Yapanlar, yaptıranlar ve alkış tutanlar şimdi neredeler?

'Sevr' diye bir 'paranoya' vardı değil mi bir zamanlar? PKK ve sivil uzantılarıyla masaya oturulmasına karşı çıkan, bunun ülkeyi bölünmeye doğru götüreceğini savunan kim varsa yapıştırılıyordu: "Sen paranoyaksın!.."

Ne oldu bu iddia sahiplerine? Neredeler şimdi?

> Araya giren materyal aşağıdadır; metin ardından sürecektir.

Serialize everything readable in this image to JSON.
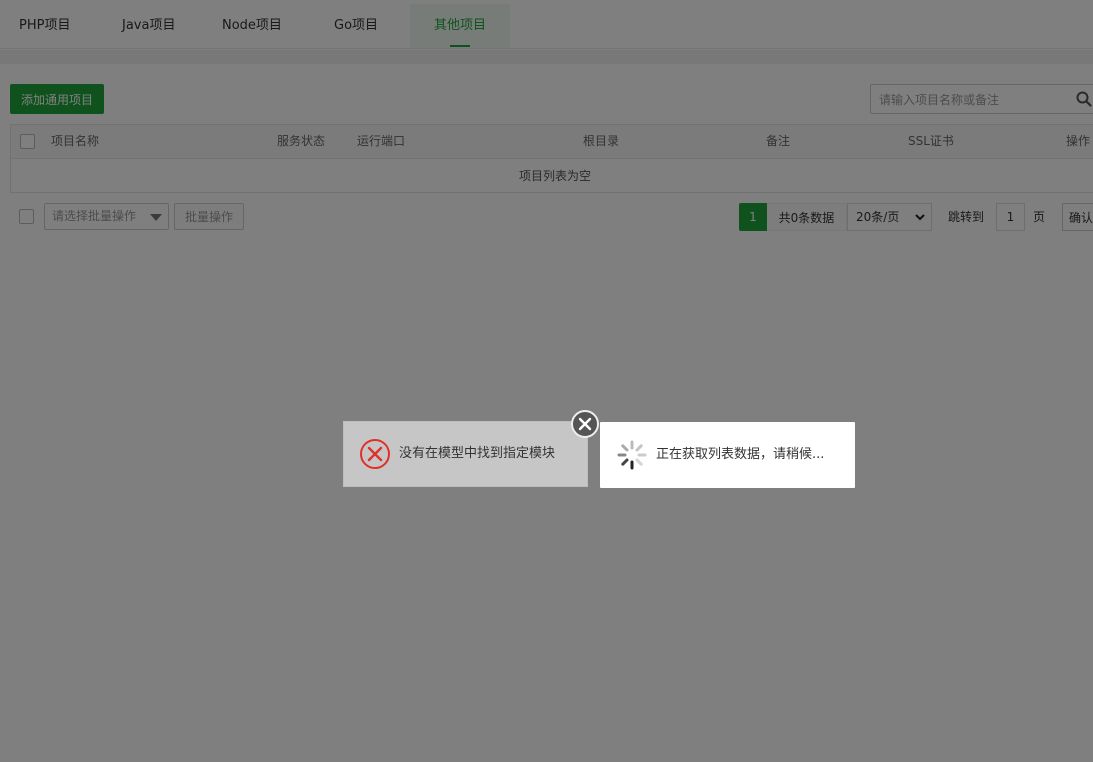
{
  "tabs": [
    {
      "label": "PHP项目"
    },
    {
      "label": "Java项目"
    },
    {
      "label": "Node项目"
    },
    {
      "label": "Go项目"
    },
    {
      "label": "其他项目",
      "active": true
    }
  ],
  "toolbar": {
    "add_label": "添加通用项目",
    "search_placeholder": "请输入项目名称或备注"
  },
  "table": {
    "columns": [
      "项目名称",
      "服务状态",
      "运行端口",
      "根目录",
      "备注",
      "SSL证书",
      "操作"
    ],
    "empty_text": "项目列表为空"
  },
  "batch": {
    "select_placeholder": "请选择批量操作",
    "button_label": "批量操作"
  },
  "pagination": {
    "current_page": "1",
    "total_text": "共0条数据",
    "page_size": "20条/页",
    "jump_label": "跳转到",
    "jump_value": "1",
    "page_suffix": "页",
    "confirm_label": "确认"
  },
  "dialogs": {
    "error_message": "没有在模型中找到指定模块",
    "loading_message": "正在获取列表数据，请稍候..."
  },
  "colors": {
    "accent": "#20a53a",
    "error": "#e0302a",
    "overlay": "rgba(0,0,0,0.5)"
  }
}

Çok tuhaf, şimdilerde kendilerine muhalefet eden kim varsa 'teröristlik'le suçluyorlar... Ülkenin birliğini ve beraberliğini korumaktan, istiklâlden söz ediyorlar... Sanki bunları daha önce dillendirenleri ve tehlikeye dikkat çekenleri 'Sevr paranoyası'yla aşağılayanlar başkalarıymış gibi!..

***

"Bu ByLock listeleri yanlış... Bir sürü masum yakıldı, işlerinden ve hürriyetlerinden edildi" diyenlere 'FETÖ'cülük' suçlaması yapılıyordu...

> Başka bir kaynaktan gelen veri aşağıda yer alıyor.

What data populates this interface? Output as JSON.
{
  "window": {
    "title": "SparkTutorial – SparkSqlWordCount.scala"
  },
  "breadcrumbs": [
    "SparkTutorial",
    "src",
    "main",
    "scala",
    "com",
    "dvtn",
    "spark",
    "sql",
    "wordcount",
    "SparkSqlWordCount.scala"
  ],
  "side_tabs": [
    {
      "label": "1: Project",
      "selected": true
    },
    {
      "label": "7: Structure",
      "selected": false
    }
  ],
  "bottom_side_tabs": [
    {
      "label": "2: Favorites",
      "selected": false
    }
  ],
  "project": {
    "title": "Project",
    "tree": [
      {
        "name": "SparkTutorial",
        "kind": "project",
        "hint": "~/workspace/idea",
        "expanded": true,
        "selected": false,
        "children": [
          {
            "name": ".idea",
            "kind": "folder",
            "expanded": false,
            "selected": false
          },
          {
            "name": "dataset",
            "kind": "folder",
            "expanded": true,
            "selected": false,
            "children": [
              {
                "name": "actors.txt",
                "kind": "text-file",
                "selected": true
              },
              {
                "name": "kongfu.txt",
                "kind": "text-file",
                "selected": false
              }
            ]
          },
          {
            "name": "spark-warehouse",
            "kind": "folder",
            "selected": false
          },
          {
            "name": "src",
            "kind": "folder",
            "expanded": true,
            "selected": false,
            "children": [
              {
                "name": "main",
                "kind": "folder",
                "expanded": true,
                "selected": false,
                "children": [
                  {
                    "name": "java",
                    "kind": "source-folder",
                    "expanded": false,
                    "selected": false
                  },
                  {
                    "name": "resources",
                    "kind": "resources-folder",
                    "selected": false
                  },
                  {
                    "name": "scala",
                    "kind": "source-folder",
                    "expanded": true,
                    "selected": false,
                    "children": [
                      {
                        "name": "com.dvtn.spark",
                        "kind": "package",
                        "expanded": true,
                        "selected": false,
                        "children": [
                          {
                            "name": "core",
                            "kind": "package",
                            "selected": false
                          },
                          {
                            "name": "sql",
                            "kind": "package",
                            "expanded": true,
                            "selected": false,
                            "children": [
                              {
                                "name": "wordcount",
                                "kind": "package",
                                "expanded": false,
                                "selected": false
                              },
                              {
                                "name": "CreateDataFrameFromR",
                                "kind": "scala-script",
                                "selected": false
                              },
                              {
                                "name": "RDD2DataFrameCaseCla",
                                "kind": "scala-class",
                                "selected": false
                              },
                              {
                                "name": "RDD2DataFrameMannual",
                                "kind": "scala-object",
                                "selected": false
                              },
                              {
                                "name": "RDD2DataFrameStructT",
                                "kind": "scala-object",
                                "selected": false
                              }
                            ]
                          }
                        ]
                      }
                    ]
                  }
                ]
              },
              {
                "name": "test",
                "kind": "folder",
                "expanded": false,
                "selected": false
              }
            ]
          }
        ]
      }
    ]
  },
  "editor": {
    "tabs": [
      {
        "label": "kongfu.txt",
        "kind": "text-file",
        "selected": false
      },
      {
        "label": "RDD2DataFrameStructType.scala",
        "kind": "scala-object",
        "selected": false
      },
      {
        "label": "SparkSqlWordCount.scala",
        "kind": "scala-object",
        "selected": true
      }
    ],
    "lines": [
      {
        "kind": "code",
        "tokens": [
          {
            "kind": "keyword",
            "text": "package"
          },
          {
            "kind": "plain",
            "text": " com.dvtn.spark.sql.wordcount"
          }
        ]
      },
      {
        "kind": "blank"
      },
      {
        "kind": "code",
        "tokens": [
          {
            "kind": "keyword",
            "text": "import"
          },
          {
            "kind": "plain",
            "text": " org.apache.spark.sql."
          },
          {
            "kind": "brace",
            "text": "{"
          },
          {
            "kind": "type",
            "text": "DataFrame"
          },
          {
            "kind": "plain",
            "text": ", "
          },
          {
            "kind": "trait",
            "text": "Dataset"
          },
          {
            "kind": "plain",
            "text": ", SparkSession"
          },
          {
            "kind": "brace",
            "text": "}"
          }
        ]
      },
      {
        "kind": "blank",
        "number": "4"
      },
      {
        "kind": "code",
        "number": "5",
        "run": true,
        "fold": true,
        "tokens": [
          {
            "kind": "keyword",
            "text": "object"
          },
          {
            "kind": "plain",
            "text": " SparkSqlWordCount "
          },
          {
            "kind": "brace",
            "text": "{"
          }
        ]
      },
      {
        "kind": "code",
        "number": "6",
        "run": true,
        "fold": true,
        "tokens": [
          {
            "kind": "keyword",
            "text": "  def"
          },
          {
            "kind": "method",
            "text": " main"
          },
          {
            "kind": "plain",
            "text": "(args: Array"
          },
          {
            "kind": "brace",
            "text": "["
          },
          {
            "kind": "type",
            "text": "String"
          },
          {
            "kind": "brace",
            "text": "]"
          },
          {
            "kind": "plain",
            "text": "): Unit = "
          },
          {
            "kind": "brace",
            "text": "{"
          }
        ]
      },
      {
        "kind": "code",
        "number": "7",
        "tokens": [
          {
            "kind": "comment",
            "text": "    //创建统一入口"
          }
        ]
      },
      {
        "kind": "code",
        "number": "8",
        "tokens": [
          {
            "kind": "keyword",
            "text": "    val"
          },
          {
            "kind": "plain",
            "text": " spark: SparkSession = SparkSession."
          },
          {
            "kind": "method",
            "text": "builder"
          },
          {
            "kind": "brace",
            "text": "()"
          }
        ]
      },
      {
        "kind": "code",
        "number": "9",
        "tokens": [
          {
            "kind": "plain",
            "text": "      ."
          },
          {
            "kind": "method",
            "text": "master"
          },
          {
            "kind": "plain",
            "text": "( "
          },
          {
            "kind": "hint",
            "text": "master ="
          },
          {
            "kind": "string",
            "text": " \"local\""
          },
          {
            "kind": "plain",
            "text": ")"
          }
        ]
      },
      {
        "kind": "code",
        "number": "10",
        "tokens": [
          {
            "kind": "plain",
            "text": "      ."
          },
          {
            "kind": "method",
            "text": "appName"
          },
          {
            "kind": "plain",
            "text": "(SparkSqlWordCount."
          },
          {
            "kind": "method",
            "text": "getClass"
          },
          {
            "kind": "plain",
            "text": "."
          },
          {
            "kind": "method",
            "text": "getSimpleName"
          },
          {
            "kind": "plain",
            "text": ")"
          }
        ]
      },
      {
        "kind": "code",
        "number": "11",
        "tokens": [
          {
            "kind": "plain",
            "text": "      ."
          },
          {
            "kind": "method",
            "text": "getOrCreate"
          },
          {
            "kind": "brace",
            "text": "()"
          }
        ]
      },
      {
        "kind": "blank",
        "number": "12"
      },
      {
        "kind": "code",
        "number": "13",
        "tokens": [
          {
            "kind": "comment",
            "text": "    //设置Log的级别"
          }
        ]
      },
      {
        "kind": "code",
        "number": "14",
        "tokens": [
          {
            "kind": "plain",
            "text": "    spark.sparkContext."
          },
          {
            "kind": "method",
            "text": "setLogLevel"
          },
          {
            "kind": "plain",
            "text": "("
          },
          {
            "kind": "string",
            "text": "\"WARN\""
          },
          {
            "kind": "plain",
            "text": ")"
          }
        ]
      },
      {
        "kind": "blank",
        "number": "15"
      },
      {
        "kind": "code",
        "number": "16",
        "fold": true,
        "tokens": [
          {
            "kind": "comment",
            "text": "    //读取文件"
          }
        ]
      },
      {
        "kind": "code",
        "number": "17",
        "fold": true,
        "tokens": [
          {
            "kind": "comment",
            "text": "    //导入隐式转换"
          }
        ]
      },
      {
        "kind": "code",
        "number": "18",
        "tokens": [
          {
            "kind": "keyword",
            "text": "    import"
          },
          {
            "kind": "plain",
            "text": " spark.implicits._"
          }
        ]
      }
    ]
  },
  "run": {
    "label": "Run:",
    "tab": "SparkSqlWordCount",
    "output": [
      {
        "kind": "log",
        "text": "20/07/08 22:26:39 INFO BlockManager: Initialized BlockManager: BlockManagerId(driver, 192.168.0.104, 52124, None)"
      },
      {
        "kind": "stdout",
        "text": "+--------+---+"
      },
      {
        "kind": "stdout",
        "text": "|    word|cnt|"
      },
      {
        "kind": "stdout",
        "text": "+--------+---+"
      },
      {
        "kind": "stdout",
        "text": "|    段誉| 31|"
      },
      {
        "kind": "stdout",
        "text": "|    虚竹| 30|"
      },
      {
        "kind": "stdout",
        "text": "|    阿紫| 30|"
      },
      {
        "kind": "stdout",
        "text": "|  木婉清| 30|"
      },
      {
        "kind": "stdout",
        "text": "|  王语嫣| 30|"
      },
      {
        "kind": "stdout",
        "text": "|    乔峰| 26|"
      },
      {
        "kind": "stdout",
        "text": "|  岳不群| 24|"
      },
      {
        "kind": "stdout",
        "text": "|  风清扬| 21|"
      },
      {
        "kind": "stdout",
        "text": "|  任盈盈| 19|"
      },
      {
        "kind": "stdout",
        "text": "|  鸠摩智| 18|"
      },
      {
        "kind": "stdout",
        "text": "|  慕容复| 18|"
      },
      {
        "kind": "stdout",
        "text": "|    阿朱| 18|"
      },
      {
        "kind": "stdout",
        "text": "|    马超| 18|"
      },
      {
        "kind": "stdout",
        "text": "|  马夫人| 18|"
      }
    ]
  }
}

Uzun zaman sonra gerçek ortaya çıkmaya başladı... Cesaret edip konuyu araştıranlar, 'sunucuya yönlendirme' programlarıyla ByLock kullanmadıkları hâlde binlerce kişinin havuza dâhil edildiğini buldu... Bu şekilde mağdur edilmiş kişi sayısı şimdilik 11 bin... Hayattan koparılmış, izole edilmiş 11 bin... Darbe teşebbüsünün hiçbir safhasında olmadıkları hâlde bu veya benzer şekilde daha kaç bin mağdur var ve gerçek ne zaman anlaşılacak henüz bilmiyoruz...

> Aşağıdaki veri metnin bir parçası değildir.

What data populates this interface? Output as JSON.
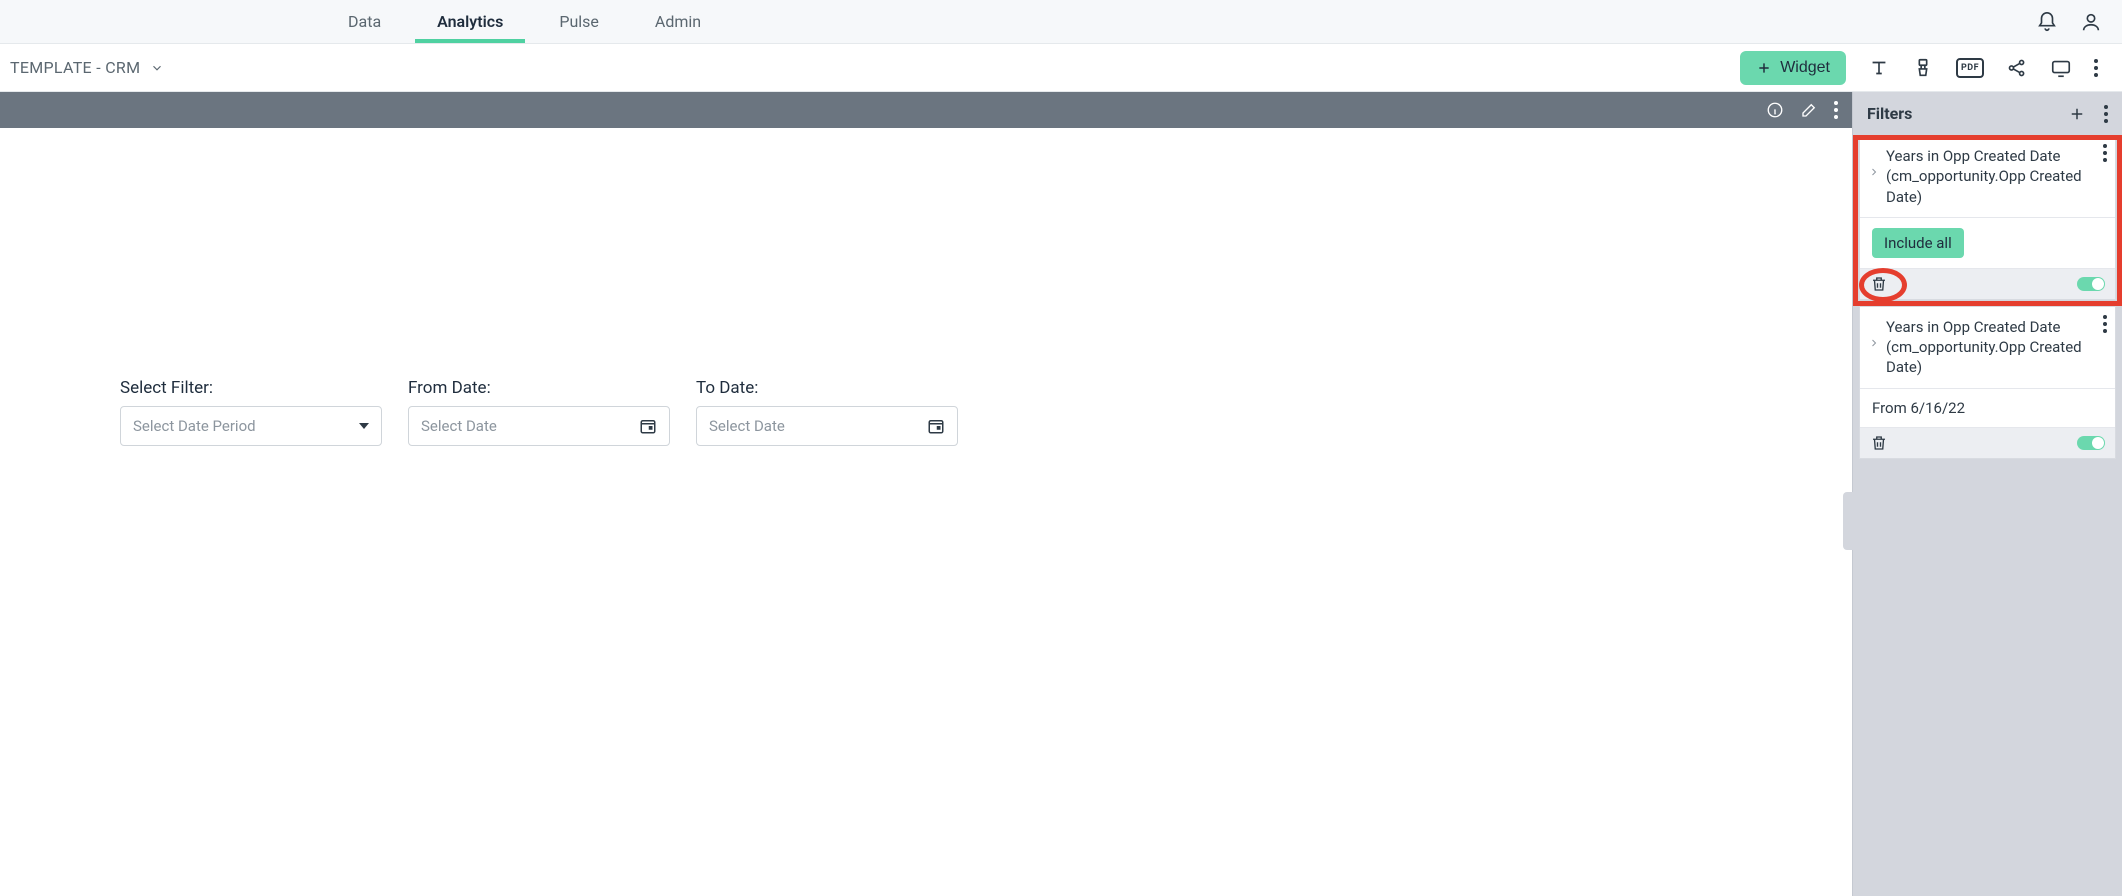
{
  "nav": {
    "tabs": [
      "Data",
      "Analytics",
      "Pulse",
      "Admin"
    ],
    "active_index": 1
  },
  "dashboard": {
    "title": "TEMPLATE - CRM",
    "widget_button": "Widget"
  },
  "canvas": {
    "select_filter_label": "Select Filter:",
    "select_filter_placeholder": "Select Date Period",
    "from_label": "From Date:",
    "from_placeholder": "Select Date",
    "to_label": "To Date:",
    "to_placeholder": "Select Date"
  },
  "filters_panel": {
    "header": "Filters",
    "cards": [
      {
        "title": "Years in Opp Created Date (cm_opportunity.Opp Created Date)",
        "selection_pill": "Include all",
        "body_text": null,
        "enabled": true,
        "highlighted": true
      },
      {
        "title": "Years in Opp Created Date (cm_opportunity.Opp Created Date)",
        "selection_pill": null,
        "body_text": "From 6/16/22",
        "enabled": true,
        "highlighted": false
      }
    ]
  }
}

Adâleti sağlaması gerekenler "İşi sulandırmak için bunu da FETÖ yapmış" mazeretine sığındılar... Oysa kesin konuşup, ByLock'u 'referans sistemiyle çalışan ve internetten hiçbir şekilde bağımsız girilmeyen' diye tanımlamış olanlar yine onlardı...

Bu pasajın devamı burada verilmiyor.